Mylan Inc. (MYL) swung to a third-quarter loss due to its $121 million settlement of a Medicaid-rebate case, masking higher generic drug revenue.

But core results beat Wall Street estimates, prompting Mylan to again boost its full-year earnings target, this time to a range of $1.24 to $1.28 a share from $1.13 to $1.20.

Generic-drug use has risen as insurers, among others, increasingly push for their purchase over higher-priced brand names. But quality-control issues and shortages at several smaller generic drug makers have allowed larger players like Mylan to grab market share and boost prices, observers say.

Meantime, Standard & Poor's Ratings Services in September raised Mylan's ratings closer to investment grade, citing the company's successful integration of Merck KGaA's (MRK.XE) generics business, which Mylan purchased for $6.7 billion in 2007.

Mylan swung to a loss of $40 million, or 13 cents a share, from year-earlier profit of $182.4 million, or 47 cents a share. Excluding items such as the settlement related to allegation it underpaid rebates to Medicaid for several of the company's drugs, earnings rose to 32 cents a share from 23 cents.

Revenue skidded 24% to $1.26 billion as the prior year included $455 million from selling rights to hypertension drug Bystolic, which Mylan co-developed with Forest Laboratories Inc. (FRX).
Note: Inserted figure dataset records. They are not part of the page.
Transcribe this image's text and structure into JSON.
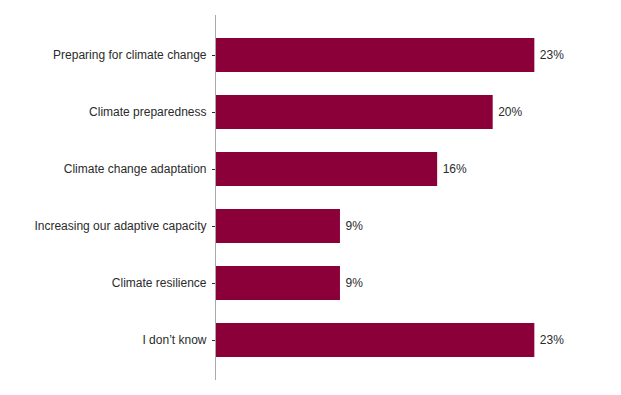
{
  "chart_data": {
    "type": "bar",
    "orientation": "horizontal",
    "categories": [
      "I don’t know",
      "Climate resilience",
      "Increasing our adaptive capacity",
      "Climate change adaptation",
      "Climate preparedness",
      "Preparing for climate change"
    ],
    "values": [
      23,
      9,
      9,
      16,
      20,
      23
    ],
    "value_labels": [
      "23%",
      "9%",
      "9%",
      "16%",
      "20%",
      "23%"
    ],
    "color": "#8B0038",
    "xlim": [
      0,
      26
    ],
    "data_labels": true,
    "tick_labels": "y",
    "grid": false
  }
}
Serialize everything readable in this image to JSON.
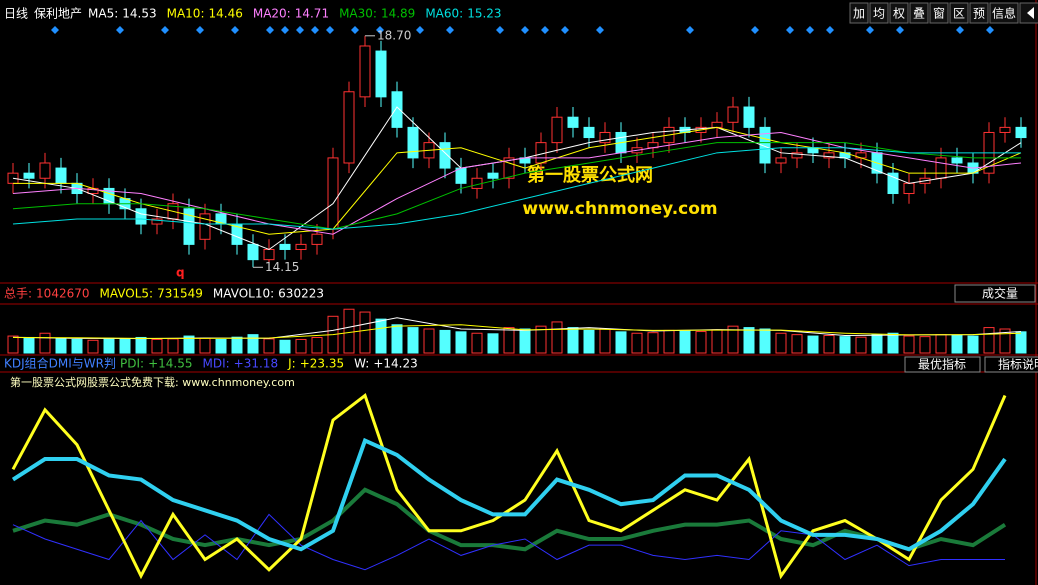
{
  "header": {
    "period": "日线",
    "stock": "保利地产"
  },
  "toolbar": [
    "加",
    "均",
    "权",
    "叠",
    "窗",
    "区",
    "预",
    "信息"
  ],
  "price_panel": {
    "type": "candlestick",
    "ylim": [
      13.9,
      19.05
    ],
    "up_color": "#ff3232",
    "down_color": "#54ffff",
    "marker": "q",
    "open": [
      15.8,
      16.0,
      15.9,
      16.1,
      15.8,
      15.6,
      15.7,
      15.5,
      15.3,
      15.0,
      15.1,
      15.3,
      14.7,
      15.2,
      15.0,
      14.6,
      14.3,
      14.6,
      14.5,
      14.6,
      14.9,
      16.2,
      17.5,
      18.4,
      17.6,
      16.9,
      16.3,
      16.6,
      16.1,
      15.7,
      16.0,
      15.9,
      16.3,
      16.2,
      16.6,
      17.1,
      16.9,
      16.6,
      16.8,
      16.4,
      16.5,
      16.6,
      16.9,
      16.8,
      16.9,
      17.0,
      17.3,
      16.9,
      16.2,
      16.3,
      16.5,
      16.3,
      16.4,
      16.3,
      16.4,
      16.0,
      15.6,
      15.8,
      15.9,
      16.3,
      16.2,
      16.0,
      16.8,
      16.9
    ],
    "high": [
      16.2,
      16.2,
      16.4,
      16.3,
      16.0,
      15.9,
      15.9,
      15.7,
      15.5,
      15.3,
      15.6,
      15.5,
      15.4,
      15.4,
      15.2,
      14.8,
      14.7,
      14.8,
      14.8,
      15.0,
      16.5,
      17.8,
      {
        "value": 18.7,
        "label": "18.70"
      },
      18.6,
      17.8,
      17.1,
      16.8,
      16.8,
      16.3,
      16.1,
      16.2,
      16.5,
      16.5,
      16.8,
      17.3,
      17.3,
      17.1,
      17.0,
      17.0,
      16.7,
      16.8,
      17.1,
      17.1,
      17.1,
      17.2,
      17.5,
      17.5,
      17.1,
      16.5,
      16.6,
      16.7,
      16.6,
      16.6,
      16.6,
      16.6,
      16.2,
      16.0,
      16.1,
      16.5,
      16.5,
      16.4,
      17.0,
      17.1,
      17.1
    ],
    "low": [
      15.6,
      15.7,
      15.7,
      15.6,
      15.4,
      15.4,
      15.2,
      15.1,
      14.8,
      14.8,
      14.9,
      14.4,
      14.5,
      14.8,
      14.4,
      14.15,
      14.2,
      14.3,
      14.3,
      14.4,
      14.7,
      16.0,
      17.3,
      17.3,
      16.7,
      16.1,
      16.1,
      15.9,
      15.6,
      15.5,
      15.7,
      15.7,
      16.0,
      16.0,
      16.4,
      16.7,
      16.5,
      16.4,
      16.2,
      16.2,
      16.3,
      16.4,
      16.6,
      16.6,
      16.7,
      16.8,
      16.7,
      16.0,
      16.0,
      16.1,
      16.2,
      16.1,
      16.1,
      16.1,
      15.8,
      15.4,
      15.4,
      15.6,
      15.7,
      16.0,
      15.8,
      15.8,
      16.6,
      16.5
    ],
    "close": [
      16.0,
      15.9,
      16.2,
      15.8,
      15.6,
      15.7,
      15.4,
      15.3,
      15.0,
      15.1,
      15.4,
      14.6,
      15.2,
      15.0,
      14.6,
      14.3,
      14.5,
      14.5,
      14.6,
      14.8,
      16.3,
      17.6,
      18.5,
      17.5,
      16.9,
      16.3,
      16.6,
      16.1,
      15.8,
      15.9,
      15.9,
      16.3,
      16.2,
      16.6,
      17.1,
      16.9,
      16.7,
      16.8,
      16.4,
      16.5,
      16.6,
      16.9,
      16.8,
      16.9,
      17.0,
      17.3,
      16.9,
      16.2,
      16.3,
      16.4,
      16.4,
      16.4,
      16.3,
      16.4,
      16.0,
      15.6,
      15.8,
      15.9,
      16.3,
      16.2,
      16.0,
      16.8,
      16.9,
      16.7
    ],
    "ma_x": [
      0,
      4,
      8,
      12,
      16,
      20,
      24,
      28,
      32,
      36,
      40,
      44,
      48,
      52,
      56,
      60,
      63
    ],
    "ma": [
      {
        "name": "MA5:",
        "value": 14.53,
        "color": "#ffffff",
        "values": [
          15.9,
          15.7,
          15.2,
          15.0,
          14.5,
          15.4,
          17.3,
          16.1,
          16.3,
          16.6,
          16.8,
          16.9,
          16.4,
          16.3,
          15.8,
          16.0,
          16.6
        ]
      },
      {
        "name": "MA10:",
        "value": 14.46,
        "color": "#ffff00",
        "values": [
          15.8,
          15.8,
          15.4,
          15.1,
          14.8,
          14.9,
          16.4,
          16.5,
          16.1,
          16.5,
          16.7,
          16.9,
          16.6,
          16.4,
          16.0,
          16.0,
          16.4
        ]
      },
      {
        "name": "MA20:",
        "value": 14.71,
        "color": "#ff80ff",
        "values": [
          15.6,
          15.7,
          15.6,
          15.3,
          15.0,
          14.8,
          15.5,
          16.1,
          16.3,
          16.3,
          16.5,
          16.7,
          16.8,
          16.5,
          16.3,
          16.1,
          16.2
        ]
      },
      {
        "name": "MA30:",
        "value": 14.89,
        "color": "#00c000",
        "values": [
          15.3,
          15.4,
          15.4,
          15.3,
          15.1,
          14.9,
          15.2,
          15.7,
          16.0,
          16.2,
          16.4,
          16.6,
          16.6,
          16.6,
          16.4,
          16.3,
          16.3
        ]
      },
      {
        "name": "MA60:",
        "value": 15.23,
        "color": "#00e0e0",
        "values": [
          15.0,
          15.1,
          15.1,
          15.0,
          15.0,
          14.9,
          15.0,
          15.2,
          15.5,
          15.8,
          16.1,
          16.4,
          16.5,
          16.5,
          16.4,
          16.4,
          16.4
        ]
      }
    ]
  },
  "volume_panel": {
    "type": "bar",
    "ylim": [
      0,
      1700000
    ],
    "selector": "成交量",
    "values": [
      600000,
      550000,
      700000,
      500000,
      480000,
      450000,
      520000,
      500000,
      550000,
      480000,
      500000,
      600000,
      520000,
      480000,
      560000,
      650000,
      500000,
      450000,
      480000,
      550000,
      1300000,
      1550000,
      1450000,
      1200000,
      1000000,
      900000,
      850000,
      800000,
      750000,
      700000,
      680000,
      900000,
      850000,
      950000,
      1100000,
      900000,
      800000,
      850000,
      750000,
      700000,
      720000,
      800000,
      780000,
      760000,
      820000,
      950000,
      900000,
      850000,
      700000,
      650000,
      600000,
      620000,
      580000,
      560000,
      650000,
      700000,
      600000,
      580000,
      650000,
      620000,
      600000,
      900000,
      850000,
      750000
    ],
    "legend": [
      {
        "name": "总手:",
        "value": 1042670,
        "color": "#ff4040"
      },
      {
        "name": "MAVOL5:",
        "value": 731549,
        "color": "#ffff00",
        "line_color": "#ffffff",
        "values": [
          560000,
          520000,
          510000,
          530000,
          520000,
          800000,
          1250000,
          850000,
          800000,
          900000,
          780000,
          830000,
          800000,
          620000,
          640000,
          650000,
          760000
        ]
      },
      {
        "name": "MAVOL10:",
        "value": 630223,
        "color": "#ffffff",
        "line_color": "#ffff00",
        "values": [
          550000,
          540000,
          520000,
          520000,
          530000,
          650000,
          950000,
          1000000,
          820000,
          850000,
          800000,
          810000,
          810000,
          700000,
          640000,
          650000,
          700000
        ]
      }
    ]
  },
  "indicator_panel": {
    "type": "line",
    "title": "KDJ组合DMI与WR判",
    "note": "第一股票公式网股票公式免费下载: www.chnmoney.com",
    "buttons": [
      "最优指标",
      "指标说明"
    ],
    "ylim": [
      0,
      100
    ],
    "x": [
      0,
      2,
      4,
      6,
      8,
      10,
      12,
      14,
      16,
      18,
      20,
      22,
      24,
      26,
      28,
      30,
      32,
      34,
      36,
      38,
      40,
      42,
      44,
      46,
      48,
      50,
      52,
      54,
      56,
      58,
      60,
      62
    ],
    "series": [
      {
        "name": "PDI:",
        "value": {
          "value": 14.55,
          "label": "+14.55"
        },
        "color": "#40c040",
        "line_color": "#1a7a3a",
        "width": 4,
        "values": [
          24,
          29,
          27,
          32,
          27,
          20,
          17,
          20,
          17,
          20,
          29,
          44,
          37,
          24,
          17,
          17,
          15,
          24,
          20,
          20,
          24,
          27,
          27,
          29,
          20,
          17,
          24,
          20,
          15,
          20,
          17,
          27
        ]
      },
      {
        "name": "MDI:",
        "value": {
          "value": 31.18,
          "label": "+31.18"
        },
        "color": "#4848ff",
        "line_color": "#3030ff",
        "width": 1,
        "values": [
          27,
          20,
          15,
          10,
          29,
          10,
          22,
          10,
          32,
          17,
          10,
          5,
          12,
          20,
          12,
          17,
          20,
          10,
          17,
          17,
          12,
          10,
          12,
          10,
          24,
          22,
          10,
          17,
          7,
          10,
          10,
          10
        ]
      },
      {
        "name": "J:",
        "value": {
          "value": 23.35,
          "label": "+23.35"
        },
        "color": "#ffff00",
        "line_color": "#ffff20",
        "width": 3,
        "values": [
          54,
          83,
          66,
          34,
          2,
          32,
          10,
          20,
          5,
          20,
          78,
          90,
          44,
          24,
          24,
          29,
          39,
          63,
          29,
          24,
          34,
          44,
          39,
          59,
          2,
          24,
          29,
          20,
          10,
          39,
          54,
          90
        ]
      },
      {
        "name": "W:",
        "value": {
          "value": 14.23,
          "label": "+14.23"
        },
        "color": "#ffffff",
        "line_color": "#30d0f0",
        "width": 4,
        "values": [
          49,
          59,
          59,
          51,
          49,
          39,
          34,
          29,
          20,
          15,
          24,
          68,
          61,
          49,
          39,
          32,
          32,
          49,
          44,
          37,
          39,
          51,
          51,
          44,
          29,
          22,
          22,
          20,
          15,
          24,
          37,
          59
        ]
      }
    ]
  },
  "watermark": {
    "name": "第一股票公式网",
    "url": "www.chnmoney.com"
  }
}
Excluding foreign-exchange impacts, revenue excluding the gain rose 9%.

Analysts surveyed by Thomson Reuters were expecting earnings, excluding items, of 27 cents on revenue of $1.23 billion.

Excluding Bystolic and the charges, gross margin fell to 45.6% from 46.7%.

Generics revenue rose 3.7%, with North America seeing a 9.2% increase.

Mylan shares closed at $15.77 and didn't trade premarket. The stock has more than doubled the past year.